Осенним вечером, в пятницу, я собралась в магазин за молоком. Накинула плащ, завязала шнурки на ботинках, открыла дверь из квартиры.
– Стой! – раздался голос прямо из-под ног.
Я остановилась и едва не перелетела через голову. На полосатом коврике стояли два существа, каждый размером с котенка.
– Это что еще за… чудики?! – оторопела я.
Чудики, казалось, были удивлены не меньше.
Один сердито смотрел исподлобья. Рыжие волосы всклокочены, клетчатая куртка расстегнута, брючки помяты.
Другой – точнее, другая – недоуменно улыбалась. На ней было красное пальто, в черных волосах заколки, а на ногах туфельки. Оба курносы, глазасты, и головы у них большие и круглые, как два теннисных мяча.
Позади стояло несколько маленьких сумок и коричневый чемоданчик.
– Я – Каляка, она – Маляка, – заговорил рыжий трескучим голосом. – А ты, вообще, кто? И что тут делаешь?
– Я – Оля. Я тут живу.
Его напор неприятно поразил меня.
– Вот и мы тут поживем, – сказал Каляка и по-хозяйски потащил сумки через порог.
– В смысле?!
– Иннокентий Петрович просил присмотреть за квартирой, пока он гостит у мамы в Австралии. А мы как раз оттуда, приехали посмотреть, как вы тут вверх ногами живете, – Каляка дотащил сумки почти до середины коридора, остановился и многозначительно добавил: – Иннокентий Петрович, кстати, говорил, что квартира будет пустая.
– Может, это прислуга? – пожала плечиками Маляка. Голосок у нее был тонкий, сладкий, как молочная карамель. Она обратилась ко мне: – Ты симпатичная. У тебя красивые колготки. Думаю, мы уживемся.
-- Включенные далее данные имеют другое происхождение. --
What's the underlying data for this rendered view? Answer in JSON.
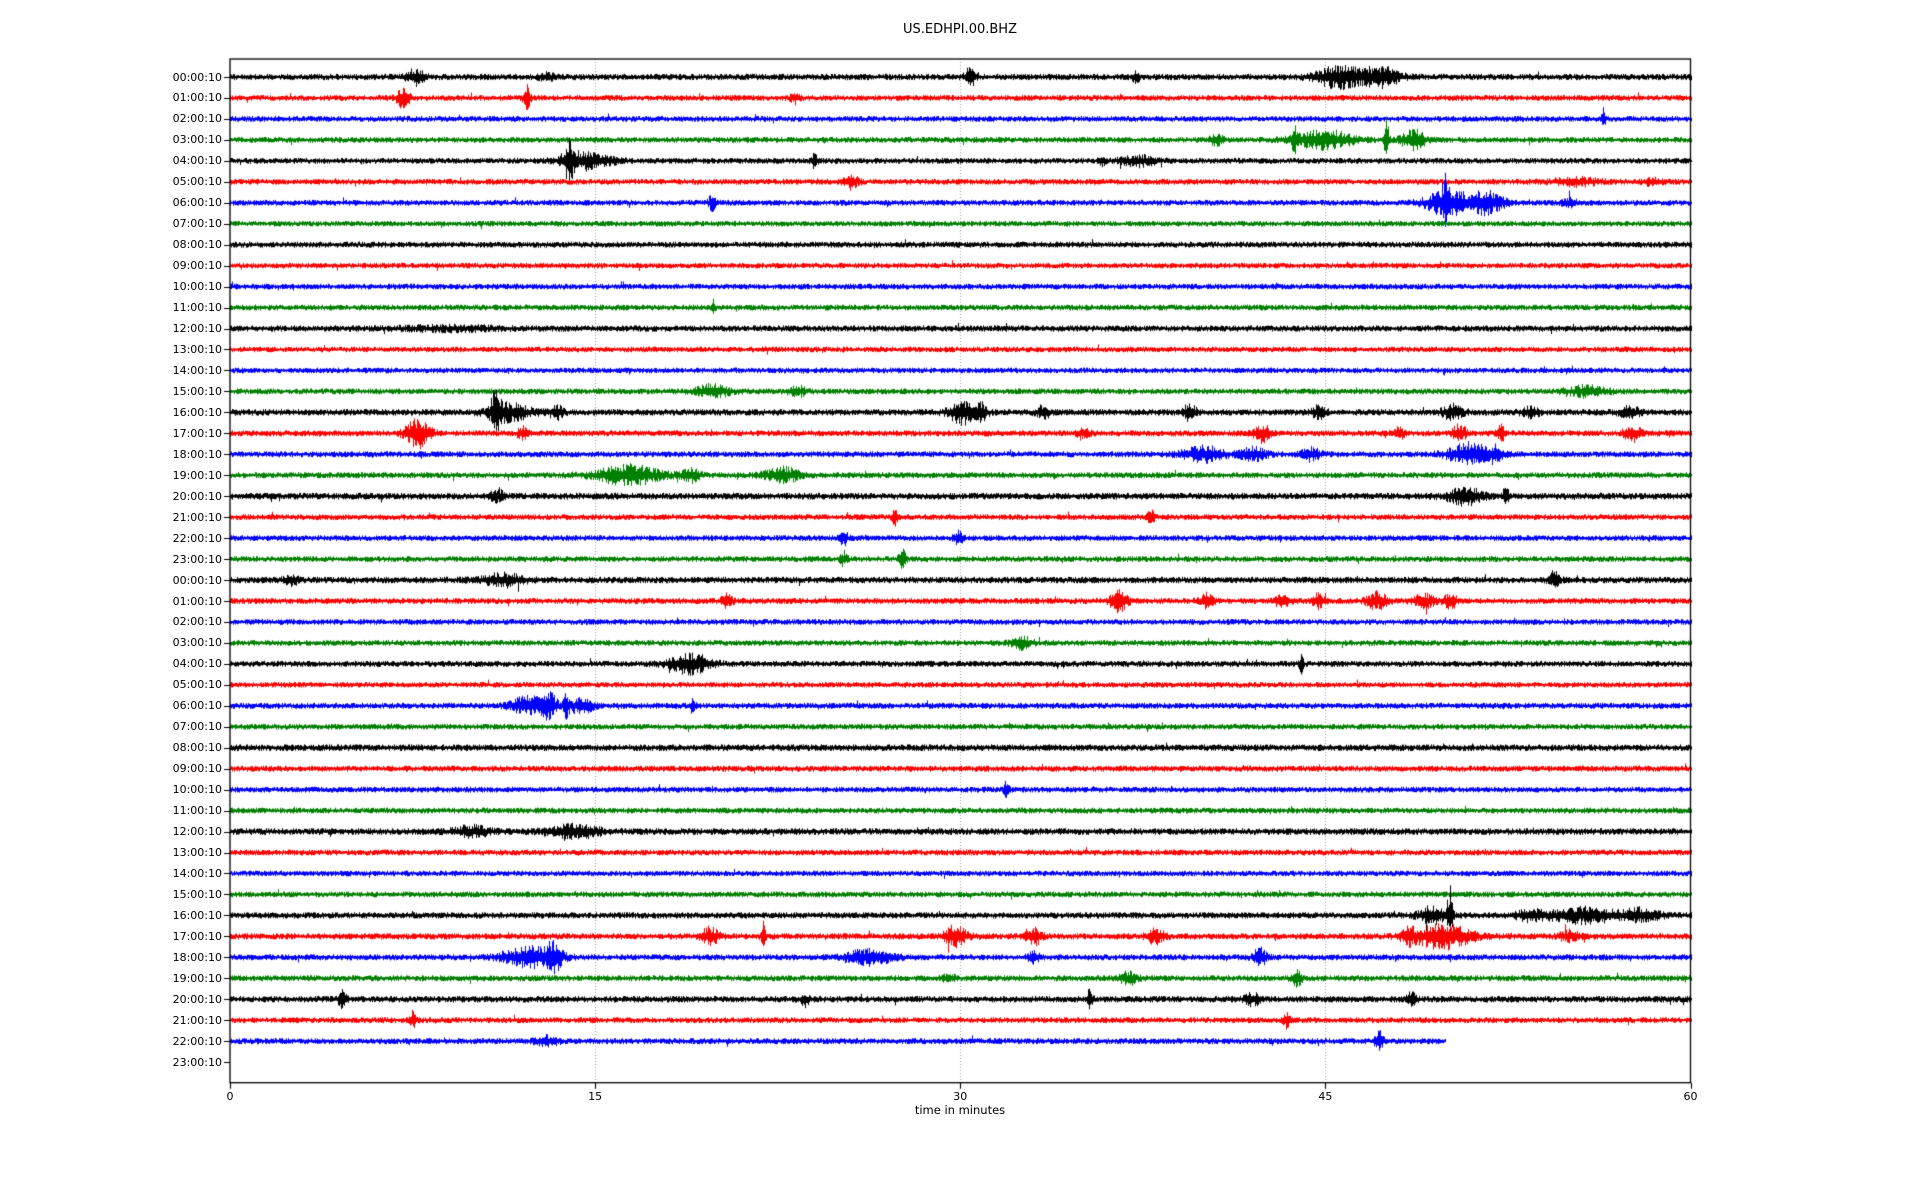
{
  "title": "US.EDHPI.00.BHZ",
  "xlabel": "time in minutes",
  "chart_data": {
    "type": "line",
    "subtype": "helicorder-dayplot",
    "title": "US.EDHPI.00.BHZ",
    "xlabel": "time in minutes",
    "xlim": [
      0,
      60
    ],
    "x_ticks": [
      0,
      15,
      30,
      45,
      60
    ],
    "grid_minutes": [
      15,
      30,
      45
    ],
    "grid_style": "dotted",
    "grid_color": "#a0a0a0",
    "background_color": "#ffffff",
    "spine_color": "#000000",
    "color_cycle": [
      "#000000",
      "#ff0000",
      "#0000ff",
      "#008000"
    ],
    "interval_minutes": 60,
    "rows": [
      {
        "label": "00:00:10",
        "color": "#000000",
        "base_amp": 2.8,
        "start": 0,
        "end": 60,
        "events": [
          [
            7.6,
            0.25,
            6
          ],
          [
            13.0,
            0.2,
            3
          ],
          [
            30.4,
            0.15,
            8
          ],
          [
            37.2,
            0.1,
            5
          ],
          [
            45.6,
            0.7,
            9
          ],
          [
            47.3,
            0.5,
            8
          ]
        ]
      },
      {
        "label": "01:00:10",
        "color": "#ff0000",
        "base_amp": 2.6,
        "start": 0,
        "end": 60,
        "events": [
          [
            7.1,
            0.2,
            8
          ],
          [
            12.2,
            0.1,
            10
          ],
          [
            23.2,
            0.15,
            4
          ]
        ]
      },
      {
        "label": "02:00:10",
        "color": "#0000ff",
        "base_amp": 2.6,
        "start": 0,
        "end": 60,
        "events": [
          [
            56.4,
            0.06,
            8
          ]
        ]
      },
      {
        "label": "03:00:10",
        "color": "#008000",
        "base_amp": 2.6,
        "start": 0,
        "end": 60,
        "events": [
          [
            40.5,
            0.2,
            4
          ],
          [
            43.7,
            0.07,
            11
          ],
          [
            44.9,
            0.8,
            8
          ],
          [
            47.5,
            0.07,
            18
          ],
          [
            48.6,
            0.35,
            8
          ]
        ]
      },
      {
        "label": "04:00:10",
        "color": "#000000",
        "base_amp": 2.6,
        "start": 0,
        "end": 60,
        "events": [
          [
            13.9,
            0.15,
            14
          ],
          [
            14.6,
            0.7,
            7
          ],
          [
            24.0,
            0.12,
            5
          ],
          [
            35.8,
            0.1,
            4
          ],
          [
            37.3,
            0.5,
            4
          ]
        ]
      },
      {
        "label": "05:00:10",
        "color": "#ff0000",
        "base_amp": 2.6,
        "start": 0,
        "end": 60,
        "events": [
          [
            25.5,
            0.2,
            6
          ],
          [
            55.3,
            0.7,
            3
          ],
          [
            58.5,
            0.3,
            3
          ]
        ]
      },
      {
        "label": "06:00:10",
        "color": "#0000ff",
        "base_amp": 2.6,
        "start": 0,
        "end": 60,
        "events": [
          [
            19.8,
            0.1,
            8
          ],
          [
            49.9,
            0.07,
            17
          ],
          [
            50.0,
            0.6,
            11
          ],
          [
            51.6,
            0.5,
            9
          ],
          [
            55.0,
            0.2,
            3
          ]
        ]
      },
      {
        "label": "07:00:10",
        "color": "#008000",
        "base_amp": 2.5,
        "start": 0,
        "end": 60,
        "events": []
      },
      {
        "label": "08:00:10",
        "color": "#000000",
        "base_amp": 2.7,
        "start": 0,
        "end": 60,
        "events": []
      },
      {
        "label": "09:00:10",
        "color": "#ff0000",
        "base_amp": 2.5,
        "start": 0,
        "end": 60,
        "events": []
      },
      {
        "label": "10:00:10",
        "color": "#0000ff",
        "base_amp": 2.6,
        "start": 0,
        "end": 60,
        "events": []
      },
      {
        "label": "11:00:10",
        "color": "#008000",
        "base_amp": 2.6,
        "start": 0,
        "end": 60,
        "events": [
          [
            19.85,
            0.05,
            7
          ]
        ]
      },
      {
        "label": "12:00:10",
        "color": "#000000",
        "base_amp": 2.8,
        "start": 0,
        "end": 60,
        "events": [
          [
            9.0,
            1.5,
            1.5
          ]
        ]
      },
      {
        "label": "13:00:10",
        "color": "#ff0000",
        "base_amp": 2.5,
        "start": 0,
        "end": 60,
        "events": []
      },
      {
        "label": "14:00:10",
        "color": "#0000ff",
        "base_amp": 2.5,
        "start": 0,
        "end": 60,
        "events": []
      },
      {
        "label": "15:00:10",
        "color": "#008000",
        "base_amp": 2.6,
        "start": 0,
        "end": 60,
        "events": [
          [
            19.8,
            0.5,
            5
          ],
          [
            23.3,
            0.25,
            4
          ],
          [
            55.7,
            0.6,
            4
          ]
        ]
      },
      {
        "label": "16:00:10",
        "color": "#000000",
        "base_amp": 2.9,
        "start": 0,
        "end": 60,
        "events": [
          [
            10.9,
            0.12,
            18
          ],
          [
            11.4,
            0.6,
            8
          ],
          [
            13.4,
            0.2,
            5
          ],
          [
            30.1,
            0.4,
            9
          ],
          [
            30.9,
            0.15,
            6
          ],
          [
            33.4,
            0.2,
            5
          ],
          [
            39.4,
            0.2,
            6
          ],
          [
            44.7,
            0.2,
            5
          ],
          [
            50.2,
            0.3,
            6
          ],
          [
            53.4,
            0.25,
            4
          ],
          [
            57.5,
            0.3,
            4
          ]
        ]
      },
      {
        "label": "17:00:10",
        "color": "#ff0000",
        "base_amp": 2.7,
        "start": 0,
        "end": 60,
        "events": [
          [
            7.7,
            0.35,
            12
          ],
          [
            12.0,
            0.15,
            5
          ],
          [
            35.0,
            0.2,
            4
          ],
          [
            42.4,
            0.25,
            7
          ],
          [
            48.0,
            0.15,
            5
          ],
          [
            50.5,
            0.2,
            7
          ],
          [
            52.2,
            0.15,
            6
          ],
          [
            57.6,
            0.25,
            6
          ]
        ]
      },
      {
        "label": "18:00:10",
        "color": "#0000ff",
        "base_amp": 2.7,
        "start": 0,
        "end": 60,
        "events": [
          [
            40.0,
            0.6,
            6
          ],
          [
            42.0,
            0.4,
            5
          ],
          [
            44.4,
            0.25,
            5
          ],
          [
            50.9,
            0.6,
            9
          ],
          [
            52.0,
            0.2,
            6
          ]
        ]
      },
      {
        "label": "19:00:10",
        "color": "#008000",
        "base_amp": 2.7,
        "start": 0,
        "end": 60,
        "events": [
          [
            16.4,
            0.9,
            8
          ],
          [
            18.9,
            0.25,
            5
          ],
          [
            22.7,
            0.5,
            6
          ]
        ]
      },
      {
        "label": "20:00:10",
        "color": "#000000",
        "base_amp": 3.0,
        "start": 0,
        "end": 60,
        "events": [
          [
            11.0,
            0.2,
            5
          ],
          [
            50.7,
            0.5,
            7
          ],
          [
            52.4,
            0.08,
            9
          ]
        ]
      },
      {
        "label": "21:00:10",
        "color": "#ff0000",
        "base_amp": 2.6,
        "start": 0,
        "end": 60,
        "events": [
          [
            27.3,
            0.08,
            9
          ],
          [
            37.8,
            0.1,
            7
          ]
        ]
      },
      {
        "label": "22:00:10",
        "color": "#0000ff",
        "base_amp": 2.6,
        "start": 0,
        "end": 60,
        "events": [
          [
            25.2,
            0.12,
            6
          ],
          [
            29.9,
            0.12,
            6
          ]
        ]
      },
      {
        "label": "23:00:10",
        "color": "#008000",
        "base_amp": 2.6,
        "start": 0,
        "end": 60,
        "events": [
          [
            25.2,
            0.1,
            6
          ],
          [
            27.6,
            0.1,
            8
          ]
        ]
      },
      {
        "label": "00:00:10",
        "color": "#000000",
        "base_amp": 2.9,
        "start": 0,
        "end": 60,
        "events": [
          [
            2.5,
            0.2,
            4
          ],
          [
            11.2,
            0.6,
            5
          ],
          [
            54.4,
            0.15,
            7
          ]
        ]
      },
      {
        "label": "01:00:10",
        "color": "#ff0000",
        "base_amp": 2.7,
        "start": 0,
        "end": 60,
        "events": [
          [
            20.4,
            0.15,
            6
          ],
          [
            36.5,
            0.25,
            9
          ],
          [
            40.1,
            0.2,
            6
          ],
          [
            43.2,
            0.2,
            6
          ],
          [
            44.7,
            0.15,
            7
          ],
          [
            47.1,
            0.3,
            7
          ],
          [
            49.0,
            0.3,
            6
          ],
          [
            50.1,
            0.2,
            6
          ]
        ]
      },
      {
        "label": "02:00:10",
        "color": "#0000ff",
        "base_amp": 2.6,
        "start": 0,
        "end": 60,
        "events": []
      },
      {
        "label": "03:00:10",
        "color": "#008000",
        "base_amp": 2.6,
        "start": 0,
        "end": 60,
        "events": [
          [
            32.5,
            0.3,
            5
          ]
        ]
      },
      {
        "label": "04:00:10",
        "color": "#000000",
        "base_amp": 2.7,
        "start": 0,
        "end": 60,
        "events": [
          [
            18.9,
            0.6,
            8
          ],
          [
            44.0,
            0.06,
            8
          ]
        ]
      },
      {
        "label": "05:00:10",
        "color": "#ff0000",
        "base_amp": 2.5,
        "start": 0,
        "end": 60,
        "events": []
      },
      {
        "label": "06:00:10",
        "color": "#0000ff",
        "base_amp": 2.7,
        "start": 0,
        "end": 60,
        "events": [
          [
            12.2,
            0.5,
            7
          ],
          [
            13.1,
            0.25,
            9
          ],
          [
            13.8,
            0.07,
            14
          ],
          [
            14.4,
            0.35,
            6
          ],
          [
            19.0,
            0.08,
            6
          ]
        ]
      },
      {
        "label": "07:00:10",
        "color": "#008000",
        "base_amp": 2.6,
        "start": 0,
        "end": 60,
        "events": []
      },
      {
        "label": "08:00:10",
        "color": "#000000",
        "base_amp": 3.0,
        "start": 0,
        "end": 60,
        "events": []
      },
      {
        "label": "09:00:10",
        "color": "#ff0000",
        "base_amp": 2.7,
        "start": 0,
        "end": 60,
        "events": []
      },
      {
        "label": "10:00:10",
        "color": "#0000ff",
        "base_amp": 2.6,
        "start": 0,
        "end": 60,
        "events": [
          [
            31.9,
            0.08,
            7
          ]
        ]
      },
      {
        "label": "11:00:10",
        "color": "#008000",
        "base_amp": 2.6,
        "start": 0,
        "end": 60,
        "events": []
      },
      {
        "label": "12:00:10",
        "color": "#000000",
        "base_amp": 3.0,
        "start": 0,
        "end": 60,
        "events": [
          [
            9.9,
            0.5,
            4
          ],
          [
            14.1,
            0.7,
            6
          ]
        ]
      },
      {
        "label": "13:00:10",
        "color": "#ff0000",
        "base_amp": 2.6,
        "start": 0,
        "end": 60,
        "events": []
      },
      {
        "label": "14:00:10",
        "color": "#0000ff",
        "base_amp": 2.5,
        "start": 0,
        "end": 60,
        "events": []
      },
      {
        "label": "15:00:10",
        "color": "#008000",
        "base_amp": 2.6,
        "start": 0,
        "end": 60,
        "events": []
      },
      {
        "label": "16:00:10",
        "color": "#000000",
        "base_amp": 2.8,
        "start": 0,
        "end": 60,
        "events": [
          [
            49.4,
            0.4,
            7
          ],
          [
            50.1,
            0.07,
            26
          ],
          [
            53.4,
            0.4,
            4
          ],
          [
            55.6,
            1.0,
            6
          ],
          [
            58.0,
            0.5,
            5
          ]
        ]
      },
      {
        "label": "17:00:10",
        "color": "#ff0000",
        "base_amp": 2.8,
        "start": 0,
        "end": 60,
        "events": [
          [
            19.7,
            0.25,
            7
          ],
          [
            21.9,
            0.06,
            16
          ],
          [
            29.8,
            0.3,
            9
          ],
          [
            33.0,
            0.25,
            7
          ],
          [
            38.0,
            0.25,
            6
          ],
          [
            48.4,
            0.2,
            6
          ],
          [
            49.8,
            0.8,
            10
          ],
          [
            55.0,
            0.3,
            4
          ]
        ]
      },
      {
        "label": "18:00:10",
        "color": "#0000ff",
        "base_amp": 2.7,
        "start": 0,
        "end": 60,
        "events": [
          [
            12.4,
            0.8,
            8
          ],
          [
            13.3,
            0.2,
            10
          ],
          [
            26.2,
            0.7,
            6
          ],
          [
            33.0,
            0.2,
            4
          ],
          [
            42.3,
            0.2,
            7
          ]
        ]
      },
      {
        "label": "19:00:10",
        "color": "#008000",
        "base_amp": 2.7,
        "start": 0,
        "end": 60,
        "events": [
          [
            29.5,
            0.2,
            3
          ],
          [
            36.9,
            0.25,
            5
          ],
          [
            43.8,
            0.15,
            6
          ]
        ]
      },
      {
        "label": "20:00:10",
        "color": "#000000",
        "base_amp": 2.9,
        "start": 0,
        "end": 60,
        "events": [
          [
            4.6,
            0.12,
            6
          ],
          [
            23.6,
            0.12,
            5
          ],
          [
            35.3,
            0.08,
            8
          ],
          [
            42.0,
            0.2,
            5
          ],
          [
            48.5,
            0.12,
            7
          ]
        ]
      },
      {
        "label": "21:00:10",
        "color": "#ff0000",
        "base_amp": 2.6,
        "start": 0,
        "end": 60,
        "events": [
          [
            7.5,
            0.1,
            7
          ],
          [
            43.4,
            0.1,
            6
          ]
        ]
      },
      {
        "label": "22:00:10",
        "color": "#0000ff",
        "base_amp": 2.7,
        "start": 0,
        "end": 49.9,
        "events": [
          [
            13.0,
            0.3,
            4
          ],
          [
            47.2,
            0.12,
            8
          ]
        ]
      },
      {
        "label": "23:00:10",
        "color": null,
        "base_amp": 0,
        "start": 0,
        "end": 0,
        "no_trace": true,
        "events": []
      }
    ]
  }
}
– Не уживемся!!! – я начала злиться от их нахальства и оттого, что меня назвали прислугой. – Не знаю я никакого Иннокентия Петровича! У меня родители через три дня с соревнований приедут, не хватало им еще вас тут застать.
Я швырнула сумки и коричневый чемоданчик за порог, схватила чудиков и решительно понесла к двери.
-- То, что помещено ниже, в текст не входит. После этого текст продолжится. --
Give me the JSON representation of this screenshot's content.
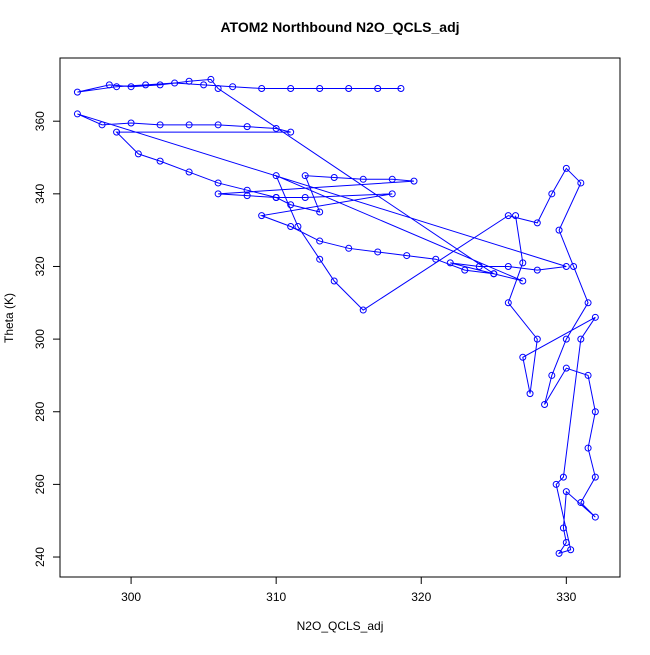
{
  "chart_data": {
    "type": "scatter",
    "title": "ATOM2 Northbound N2O_QCLS_adj",
    "x_label": "N2O_QCLS_adj",
    "y_label": "Theta (K)",
    "xlim": [
      295.1,
      333.7
    ],
    "ylim": [
      234.5,
      377.4
    ],
    "xticks": [
      300,
      310,
      320,
      330
    ],
    "yticks": [
      240,
      260,
      280,
      300,
      320,
      340,
      360
    ],
    "series": [
      {
        "color": "#0000ff",
        "x": [
          318.6,
          317,
          315,
          313,
          311,
          309,
          307,
          305,
          303,
          301,
          299,
          296.3,
          298.5,
          300,
          302,
          304,
          305.5,
          306,
          325,
          322,
          324,
          326,
          328,
          330,
          296.3,
          298,
          300,
          302,
          304,
          306,
          308,
          310,
          311,
          299,
          300.5,
          302,
          304,
          306,
          308,
          310,
          311,
          313,
          312,
          314,
          316,
          318,
          319.5,
          306,
          308,
          310,
          312,
          318,
          309,
          311,
          313,
          315,
          317,
          319,
          321,
          323,
          325,
          327,
          310,
          311.5,
          313,
          314,
          316,
          326,
          328,
          329,
          330,
          331,
          329.5,
          330.5,
          331.5,
          330,
          329,
          328.5,
          330,
          331.5,
          332,
          331.5,
          332,
          331,
          332,
          330,
          329.8,
          330,
          329.5,
          330.3,
          329.3,
          329.8,
          331,
          332,
          327,
          327.5,
          328,
          326,
          327,
          326.5
        ],
        "y": [
          369,
          369,
          369,
          369,
          369,
          369,
          369.5,
          370,
          370.5,
          370,
          369.5,
          368,
          370,
          369.5,
          370,
          371,
          371.5,
          369,
          318,
          321,
          320,
          320,
          319,
          320,
          362,
          359,
          359.5,
          359,
          359,
          359,
          358.5,
          358,
          357,
          357,
          351,
          349,
          346,
          343,
          341,
          339,
          337,
          335,
          345,
          344.5,
          344,
          344,
          343.5,
          340,
          339.5,
          339,
          339,
          340,
          334,
          331,
          327,
          325,
          324,
          323,
          322,
          319,
          318,
          316,
          345,
          331,
          322,
          316,
          308,
          334,
          332,
          340,
          347,
          343,
          330,
          320,
          310,
          300,
          290,
          282,
          292,
          290,
          280,
          270,
          262,
          255,
          251,
          258,
          248,
          244,
          241,
          242,
          260,
          262,
          300,
          306,
          295,
          285,
          300,
          310,
          321,
          334
        ]
      }
    ]
  }
}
– А-а-а! – вскрикнула вдруг я от боли и выронила Маляку. – Ты укусила меня!
– Да, я цапнула тебя за палец, – с достоинством произнесла она, поправляя одежду.
– Вот что, мы отсюда никуда не уйдем вплоть до выяснения обстоятельств, – затрещал Каляка, выбираясь из моих рук. – Помоги-ка лучше с вещами, и приготовь чего-нибудь съестного, мы проголодались с долгой дороги. И без фокусов, не то искусаем. Как там тебя зовут, Воля? Тебе не подходит это имя.
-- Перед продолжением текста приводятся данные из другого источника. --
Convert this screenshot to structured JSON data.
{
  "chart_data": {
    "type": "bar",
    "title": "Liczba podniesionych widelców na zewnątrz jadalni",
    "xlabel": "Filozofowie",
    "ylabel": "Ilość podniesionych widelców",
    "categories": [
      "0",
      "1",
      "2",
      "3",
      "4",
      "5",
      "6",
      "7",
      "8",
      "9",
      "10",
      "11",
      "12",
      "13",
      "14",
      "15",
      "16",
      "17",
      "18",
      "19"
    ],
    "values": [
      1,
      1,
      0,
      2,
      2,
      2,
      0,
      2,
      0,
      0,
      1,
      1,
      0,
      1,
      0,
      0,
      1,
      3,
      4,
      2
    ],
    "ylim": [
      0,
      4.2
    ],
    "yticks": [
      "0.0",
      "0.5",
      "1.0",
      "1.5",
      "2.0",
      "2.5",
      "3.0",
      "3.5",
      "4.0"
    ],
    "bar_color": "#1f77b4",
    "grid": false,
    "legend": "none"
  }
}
– Оля, – обиделась я. – Ладно, уж, давайте свои вещи.
Мне вовсе не хотелось быть покусанной, поэтому я взяла их одежду, сумки, чемоданчик и понесла в свою комнату.
Несколько секунд чудики молча разглядывали книжные полки, кораблики на обоях, игрушки, разбросанные по полу.
Маляка воскликнула:
– Какая прелесть! – и полезла на тумбочку, к настольному зеркальцу в оправе из розовой пластмассы.
Повертелась перед ним, причесалась моей зубной щеткой и принялась рыться в кошельке, где лежали заколки, губная помада и стеклянные бусы. Каждую бусину Маляка пробовала на зуб и с негодованием вздыхала:
– Такая красота просто не может быть безвкусной!
Мне стало смешно, и я протянула ей леденец «Барбарис», который до худших времен прятала за цветочным горшком на подоконнике. Маляка принялась облизывать конфету, чавкая и причмокивая.
Каляка первым делом побежал под кровать, и с воплем: «Какой бардак! И тут мы должны жить?!» – выбросил оттуда носок с дырявой пяткой, облезлую новогоднюю игрушку и клубок красных ниток.
Вылез весь в пыли, чихая и фыркая.
Маляка, увидев его, схватилась за животик, упала и задрыгала ножками в беззвучном смехе. Каляка насупился, подошел к зеркалу и несколько секунд молча смотрел на свое отражение. Потом фыркнул и захохотал с треском, будто короткое замыкание.
– Мы, между прочим, проголодались с дороги, – промурлыкала Маляка. – У тебя есть что-нибудь вкусненькое?
Я в жизни не встречала подобных существ. Неужели это происходит со мной? Меня охватило удивление и внезапная радость, словно тысяча маленьких пальчиков щекотали мне пятки. Я побежала готовить для чудиков бутерброды с сыром и колбасой, не переставая удивляться неожиданному знакомству.